E era exatamente nos dias de lua, que de cheia emagrecia, que a mim me apresentaram muitos moleques estranhos, filhos da dúvida e do segredo, que namoravam e pariam na mata, a começar pelo Saci, negrinho reluzente que um dia se perdeu no pastoreio e cujo andar me segredava ao pé da imaginação que estava a caminho um jeito pererê, querendo roubar a minha perna. Eu nunca soube se era a direita ou se a 16 esquerda. Mas temia pelas duas, imaginando que, ao final das contas, poderia haver dois sacis especiais a quem jamais alguém teria oferecido prótese, mesmo que fosse de gomos de bambu.

E quando já se ia metade de outubro na folhinha já quase finda, em que o sol por inteiro dilatava nuvens negras nos costados da montanha em cujo grotão a gente morava, eu temia mais; mais por não saber qual outro medo ocuparia então o quarto escuro da minha noite crescente a ser saudada por faíscas que riscavam o céu barulhento açoitado pela ventania.

Contraído em minha cama de palha de milho às vezes cheirando a mijo, eu esperava que à sensação de que a mata cairia depois da arrevoada das telhas se seguiria o clamor de minha mãe, que reunia os filhos e todo o medo à beira de sua cama, como a galinha ajunta os seus à vista de um gavião, para falar da beleza da esperança e rezar petições por inteiro. E daquela casa nunca voou telha, forte que o vento tivesse sido.

E assim percebi que as tempestades só sacolejavam a mata para separar joio e trigo; e que cumpriam a missão de fazer com que o solo estremecido pelos estrondos soturnos sorvesse grande medida de toda a água celeste que começava a cair, e caía espessa ou delicada, para saciar a sede de tanta natureza e alimentar o brejo em que todos os sapos, no segredo dos seus coaxos, só malhavam pontas de estacas a ferro frio para provocar minha inocente solidão de menino.

O pânico de mamãe encolhida sobre os joelhos era tanto que quase marejava dos seus olhos esbugalhados, enquanto a Deus ia para implorar socorro. Mas nada daquilo me induziu a temer as coisas que sempre ocorreriam acima de mim, abaixo do sol ou da lua, entre as nuvens que revoltas faiscavam o horizonte e disparavam trovões. Meu pai avisava que aquilo era a voz do Senhor irado dando pito na gente.

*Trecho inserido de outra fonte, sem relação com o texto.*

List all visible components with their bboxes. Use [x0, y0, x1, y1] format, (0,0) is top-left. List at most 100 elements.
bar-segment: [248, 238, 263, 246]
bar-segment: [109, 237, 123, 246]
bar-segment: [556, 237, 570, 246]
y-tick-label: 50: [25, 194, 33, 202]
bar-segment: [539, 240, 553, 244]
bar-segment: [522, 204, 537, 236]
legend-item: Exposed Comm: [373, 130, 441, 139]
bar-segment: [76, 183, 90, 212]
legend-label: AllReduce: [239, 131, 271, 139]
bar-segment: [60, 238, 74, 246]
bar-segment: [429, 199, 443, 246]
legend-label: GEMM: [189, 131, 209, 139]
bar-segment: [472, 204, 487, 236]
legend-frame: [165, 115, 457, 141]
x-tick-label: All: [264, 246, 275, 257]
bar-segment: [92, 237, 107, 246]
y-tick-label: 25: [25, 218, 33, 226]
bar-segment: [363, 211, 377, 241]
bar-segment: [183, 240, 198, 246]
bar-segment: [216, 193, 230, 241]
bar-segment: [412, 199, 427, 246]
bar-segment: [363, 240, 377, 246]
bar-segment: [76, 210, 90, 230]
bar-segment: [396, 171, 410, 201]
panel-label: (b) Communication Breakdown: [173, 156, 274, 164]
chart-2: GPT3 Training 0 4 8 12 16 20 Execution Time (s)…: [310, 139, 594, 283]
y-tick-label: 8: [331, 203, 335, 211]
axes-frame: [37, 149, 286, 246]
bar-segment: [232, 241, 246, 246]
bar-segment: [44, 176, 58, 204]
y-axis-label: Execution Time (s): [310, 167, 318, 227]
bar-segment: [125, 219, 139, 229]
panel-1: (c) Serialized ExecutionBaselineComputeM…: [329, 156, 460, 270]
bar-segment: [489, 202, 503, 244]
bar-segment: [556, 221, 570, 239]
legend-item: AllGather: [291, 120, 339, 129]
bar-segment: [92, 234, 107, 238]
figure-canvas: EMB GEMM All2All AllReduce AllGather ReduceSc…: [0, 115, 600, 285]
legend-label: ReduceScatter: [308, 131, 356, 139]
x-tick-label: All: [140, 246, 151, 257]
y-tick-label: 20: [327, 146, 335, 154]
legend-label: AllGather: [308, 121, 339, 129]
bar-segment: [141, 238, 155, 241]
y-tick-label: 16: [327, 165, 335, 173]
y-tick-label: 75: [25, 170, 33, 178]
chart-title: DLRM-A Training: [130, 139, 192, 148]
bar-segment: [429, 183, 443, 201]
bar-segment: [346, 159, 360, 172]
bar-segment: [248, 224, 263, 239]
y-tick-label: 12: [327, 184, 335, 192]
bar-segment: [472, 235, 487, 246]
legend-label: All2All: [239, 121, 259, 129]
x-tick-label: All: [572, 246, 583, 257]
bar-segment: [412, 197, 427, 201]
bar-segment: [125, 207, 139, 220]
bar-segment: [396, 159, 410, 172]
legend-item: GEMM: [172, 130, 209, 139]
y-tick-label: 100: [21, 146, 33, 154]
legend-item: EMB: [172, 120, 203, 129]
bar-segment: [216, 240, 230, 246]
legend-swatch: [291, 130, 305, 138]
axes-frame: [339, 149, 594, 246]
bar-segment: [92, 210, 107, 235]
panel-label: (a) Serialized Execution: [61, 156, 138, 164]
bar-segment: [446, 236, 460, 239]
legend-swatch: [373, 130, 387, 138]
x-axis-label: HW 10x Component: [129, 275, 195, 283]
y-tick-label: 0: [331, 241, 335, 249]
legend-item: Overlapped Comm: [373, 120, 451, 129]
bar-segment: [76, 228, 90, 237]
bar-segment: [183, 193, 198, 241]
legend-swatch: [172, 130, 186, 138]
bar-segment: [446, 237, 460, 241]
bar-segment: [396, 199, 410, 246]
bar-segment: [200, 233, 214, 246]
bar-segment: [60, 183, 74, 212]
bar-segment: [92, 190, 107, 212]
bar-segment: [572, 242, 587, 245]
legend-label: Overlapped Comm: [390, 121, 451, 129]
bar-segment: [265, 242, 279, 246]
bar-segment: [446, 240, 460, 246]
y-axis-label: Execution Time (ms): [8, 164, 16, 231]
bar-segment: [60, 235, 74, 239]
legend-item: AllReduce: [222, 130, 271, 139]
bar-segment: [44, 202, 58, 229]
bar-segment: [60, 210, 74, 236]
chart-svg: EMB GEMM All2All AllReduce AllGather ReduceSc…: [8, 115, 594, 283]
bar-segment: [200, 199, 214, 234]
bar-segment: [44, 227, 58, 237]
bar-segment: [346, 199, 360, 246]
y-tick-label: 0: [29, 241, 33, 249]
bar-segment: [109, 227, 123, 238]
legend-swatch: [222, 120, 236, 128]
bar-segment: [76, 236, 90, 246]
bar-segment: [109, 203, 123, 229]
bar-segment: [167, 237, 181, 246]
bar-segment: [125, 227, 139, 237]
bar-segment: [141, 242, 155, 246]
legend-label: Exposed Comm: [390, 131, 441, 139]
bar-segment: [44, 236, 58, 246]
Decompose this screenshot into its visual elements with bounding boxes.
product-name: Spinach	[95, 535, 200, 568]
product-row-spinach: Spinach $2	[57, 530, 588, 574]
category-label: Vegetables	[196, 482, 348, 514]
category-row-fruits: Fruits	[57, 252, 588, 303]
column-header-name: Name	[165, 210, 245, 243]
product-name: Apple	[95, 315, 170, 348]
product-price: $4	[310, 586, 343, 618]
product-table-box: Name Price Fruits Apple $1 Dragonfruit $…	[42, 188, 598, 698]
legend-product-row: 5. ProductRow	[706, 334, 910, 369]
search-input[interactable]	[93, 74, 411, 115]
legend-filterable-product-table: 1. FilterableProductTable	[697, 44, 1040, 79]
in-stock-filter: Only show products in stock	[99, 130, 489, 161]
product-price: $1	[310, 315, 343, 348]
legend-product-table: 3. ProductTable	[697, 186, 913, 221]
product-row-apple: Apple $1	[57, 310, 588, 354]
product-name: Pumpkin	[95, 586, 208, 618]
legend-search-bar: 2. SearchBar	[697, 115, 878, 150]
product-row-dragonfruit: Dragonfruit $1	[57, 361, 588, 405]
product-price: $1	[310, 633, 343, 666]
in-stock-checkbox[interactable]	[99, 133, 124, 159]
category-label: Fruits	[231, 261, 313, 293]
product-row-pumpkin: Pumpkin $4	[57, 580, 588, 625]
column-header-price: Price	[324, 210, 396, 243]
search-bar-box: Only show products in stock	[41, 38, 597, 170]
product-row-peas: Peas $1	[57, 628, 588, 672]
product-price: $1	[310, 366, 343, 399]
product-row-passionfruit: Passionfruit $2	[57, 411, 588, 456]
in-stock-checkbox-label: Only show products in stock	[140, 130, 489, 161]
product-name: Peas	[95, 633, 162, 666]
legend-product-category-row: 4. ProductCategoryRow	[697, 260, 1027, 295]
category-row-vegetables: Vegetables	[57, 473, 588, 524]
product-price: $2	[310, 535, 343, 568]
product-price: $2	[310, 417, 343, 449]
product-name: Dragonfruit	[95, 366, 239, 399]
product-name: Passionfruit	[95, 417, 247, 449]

Os coaxos que ouvi na escuridão emudeceram porque não há mais brejos à minha volta. Foram extintos pela engenharia agronômica; e, arredias, suas maciças touceiras de tábua, origem de tênue paina alva e macia, deram vaga à macega, aos espinhos e aos cardos. A bruxa, o caipora, o curupira, o lobo mau, entre outros que não conheci, fugiram para um lugar além deste ou desapareceram sob ferro e fogo. Ninguém os viu para me contar como eram em pele e osso, à exceção de Saci de uma perna só que um dia eu vi na pastaria à beira do curral fazendo careta para a minha avó.